J’ai rendu un document de 7 pages rédigées en Times New Roman, en taille 12, avec un interligne de 1.5, des alinéas et une page d’illustrations. Comme d’habitude, je n’ai pas hésité à ajouter des notes de bas de page ; il y en avait 24. Je n’ai jamais vraiment aimé respecter toutes les règles.

En résumé : réseaux, assemblage et problématiques sociales. Dans ces consignes, notre enseignante fait référence à la notion d’assemblage selon William Seitz. Elle cite Françoise Levaillant :

« Octobre 1961 : s’ouvre au Museum of Modern Art de New York une exposition intitulée “The Art of Assemblage”, organisée par le conservateur associé du département des expositions de peinture et de sculpture, William C. Seitz. […] Le regardeur va spontanément ou culturellement imaginer des récits, réalistes ou symboliques, en partant non de ce qui est “pré-dit”, mais de ce qui reste “à dire” : c’est ce que nous appelons des “récits potentiels”. La titraison des assemblages nous apprend donc beaucoup sur la fabrication du sens. »

Je vais vous épargner aujourd’hui les critères de notation établis par notre enseignante, mais j’aimerais revenir sur les références artistiques consultées lors de la réalisation de mon projet et citées dans ma note d’intention. Je vais donc évoquer, pendant quelques petits paragraphes, le travail de Tracey Emin. Ses œuvres sont un lit, une tente, des pièces détruites dans la cour du Royal College of Art de Londres. C’est controversé, provocateur, direct ; c’est dans-ta-face et c’est tout ce que j’aime. À l’époque, je lisais beaucoup d’ouvrages la concernant ; j’aimais me documenter à son sujet et, pendant cette première année de master, je rédige un mémoire de recherche d’une centaine de pages consacré à l’étude de son travail dans les années 1990. En bref, elle me passionne autant que ses œuvres me passionnent, au point que je me suis mise à trouver certaines similitudes entre nous. Tout d’abord, elle a deux chats, Teacup et Pancake ; l’un des deux est gris comme mon chat Morty. Ensuite, elle écrit beaucoup sur le fait de ne pas vouloir d’enfants, de ne pas pouvoir physiquement et mentalement avoir d’enfants. Elle a également souvent évoqué ses traumatismes. En fait, je me retrouve en elle, je m’identifie à elle. L’écriture particulière de Tracey Emin prend de nombreuses formes, comme les livres, les articles de journaux, les monotypes et les couvertures brodées.

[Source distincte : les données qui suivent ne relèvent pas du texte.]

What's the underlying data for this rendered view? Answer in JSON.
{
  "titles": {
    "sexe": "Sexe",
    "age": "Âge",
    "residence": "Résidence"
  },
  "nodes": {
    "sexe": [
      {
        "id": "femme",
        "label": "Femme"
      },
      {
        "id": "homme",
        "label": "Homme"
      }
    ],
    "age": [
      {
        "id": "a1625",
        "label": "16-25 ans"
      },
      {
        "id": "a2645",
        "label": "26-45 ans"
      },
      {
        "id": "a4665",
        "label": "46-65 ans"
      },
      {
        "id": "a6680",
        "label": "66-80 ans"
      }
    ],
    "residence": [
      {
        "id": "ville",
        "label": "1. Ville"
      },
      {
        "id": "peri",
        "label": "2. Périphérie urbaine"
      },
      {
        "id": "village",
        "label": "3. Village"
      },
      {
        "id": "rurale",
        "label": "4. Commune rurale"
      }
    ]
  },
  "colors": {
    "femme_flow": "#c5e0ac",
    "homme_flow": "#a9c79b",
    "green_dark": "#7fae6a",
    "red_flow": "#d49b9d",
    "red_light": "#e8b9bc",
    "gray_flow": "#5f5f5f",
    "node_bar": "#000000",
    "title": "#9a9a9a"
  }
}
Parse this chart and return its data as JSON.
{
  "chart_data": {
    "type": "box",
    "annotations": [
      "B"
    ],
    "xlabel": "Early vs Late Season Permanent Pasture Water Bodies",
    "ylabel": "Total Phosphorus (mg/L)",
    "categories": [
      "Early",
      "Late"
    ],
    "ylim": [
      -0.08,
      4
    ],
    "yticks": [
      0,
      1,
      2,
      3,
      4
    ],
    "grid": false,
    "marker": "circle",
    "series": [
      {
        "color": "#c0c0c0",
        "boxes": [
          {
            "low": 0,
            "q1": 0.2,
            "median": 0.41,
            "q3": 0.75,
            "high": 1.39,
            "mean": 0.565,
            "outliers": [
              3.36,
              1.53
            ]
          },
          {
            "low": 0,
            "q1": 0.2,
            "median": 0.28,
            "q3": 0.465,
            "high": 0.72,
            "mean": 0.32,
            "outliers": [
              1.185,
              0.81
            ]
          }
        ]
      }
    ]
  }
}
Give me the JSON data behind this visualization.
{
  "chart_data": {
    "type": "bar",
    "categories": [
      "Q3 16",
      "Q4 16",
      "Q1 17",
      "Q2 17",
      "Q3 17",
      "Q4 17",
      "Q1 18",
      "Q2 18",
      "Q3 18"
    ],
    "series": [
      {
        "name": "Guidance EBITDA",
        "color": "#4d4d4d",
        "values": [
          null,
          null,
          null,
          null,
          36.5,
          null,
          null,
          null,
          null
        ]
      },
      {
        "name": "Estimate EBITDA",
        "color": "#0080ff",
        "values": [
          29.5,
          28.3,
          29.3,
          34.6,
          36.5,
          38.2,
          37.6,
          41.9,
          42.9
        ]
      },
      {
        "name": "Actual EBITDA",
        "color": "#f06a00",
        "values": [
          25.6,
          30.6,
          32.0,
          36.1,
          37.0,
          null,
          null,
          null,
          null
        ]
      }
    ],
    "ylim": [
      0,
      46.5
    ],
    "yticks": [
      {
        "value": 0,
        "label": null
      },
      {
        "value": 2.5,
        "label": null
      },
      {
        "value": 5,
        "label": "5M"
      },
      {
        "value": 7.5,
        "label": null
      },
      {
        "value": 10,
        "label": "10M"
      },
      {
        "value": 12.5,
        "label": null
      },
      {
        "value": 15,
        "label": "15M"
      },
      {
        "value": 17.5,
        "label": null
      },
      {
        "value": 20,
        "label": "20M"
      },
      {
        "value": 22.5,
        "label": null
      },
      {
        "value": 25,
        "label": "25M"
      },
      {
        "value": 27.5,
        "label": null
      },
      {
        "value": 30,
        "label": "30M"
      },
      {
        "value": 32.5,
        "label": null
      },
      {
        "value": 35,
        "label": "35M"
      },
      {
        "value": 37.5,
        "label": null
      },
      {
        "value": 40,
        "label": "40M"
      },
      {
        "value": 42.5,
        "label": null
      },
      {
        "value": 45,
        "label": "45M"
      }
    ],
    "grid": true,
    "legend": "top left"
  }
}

Tracey Emin archive les éléments importants de sa vie. Elle déclare également avoir besoin d’un lien émotionnel avec un tissu ou un objet pour l’utiliser dans l’une de ses œuvres, qu’il lui appartienne directement ou que ce soit un objet ayant appartenu à un membre de sa famille. Elle fait de sa vie son œuvre en utilisant et réutilisant les événements de son passé, en en faisant la pierre angulaire de sa création jusqu’à les extérioriser complètement. Deux œuvres ont attiré mon attention dans le cadre de ce projet : May Dodge, My Nan (1963-93) et Uncle Colin (1963-93). Dans des boîtes en bois et sous des vitrines transparentes, reposent des memorabilia, des objets de mémoire : ce sont des objets intimes, conservés ou collectés en raison de leurs associations avec des souvenirs. La première œuvre témoigne du lien affectif fort entretenu par Tracey Emin avec sa grand-mère, qu’elle présente à travers deux photos de famille, un napperon, une petite poupée et une page de texte manuscrit. La seconde œuvre est un hommage à l’oncle de l’artiste, décédé des suites d’un accident de voiture ; elle se compose de six parties, dont une coupure datée du jour et un paquet de cigarettes récupéré sur le lieu même de l’accident. L’encadrement des objets résulte du désir de se souvenir en documentant la tragédie, afin de la faire exister dans le temps, de l’immortaliser grâce à son statut d’œuvre d’art. Nos objets sont des reliques, nos objets sont les symboles de notre intimité ; ils sont les récits de notre quotidien.

Aucune réponse à mon questionnaire n’était obligatoire. Avec Présentez-vous, j’ai ouvert la description aux ressentis et aux commentaires personnels. Qu’est-ce que cela peut me faire de savoir, à moi, une inconnue, que vous reniflez le foulard à carreaux de votre frère décédé pour vous rappeler de lui ? Je suis curieuse ; je l’ai déjà dit. Comment se fait-il qu’un coquillage puisse vous rappeler que la vie est fragile ? Je ne sais pas. Ce n’est pas dit explicitement. C’est suggéré, tout au plus. C’est gardé pour soi, c’est sûr. C’est l’espace privé, ou ce que Serge Tisseron décrit comme étant « ce que l’on partage seulement avec des personnes choisies ». Comme je l’ai mentionné précédemment, j’ai beaucoup lu Serge Tisseron.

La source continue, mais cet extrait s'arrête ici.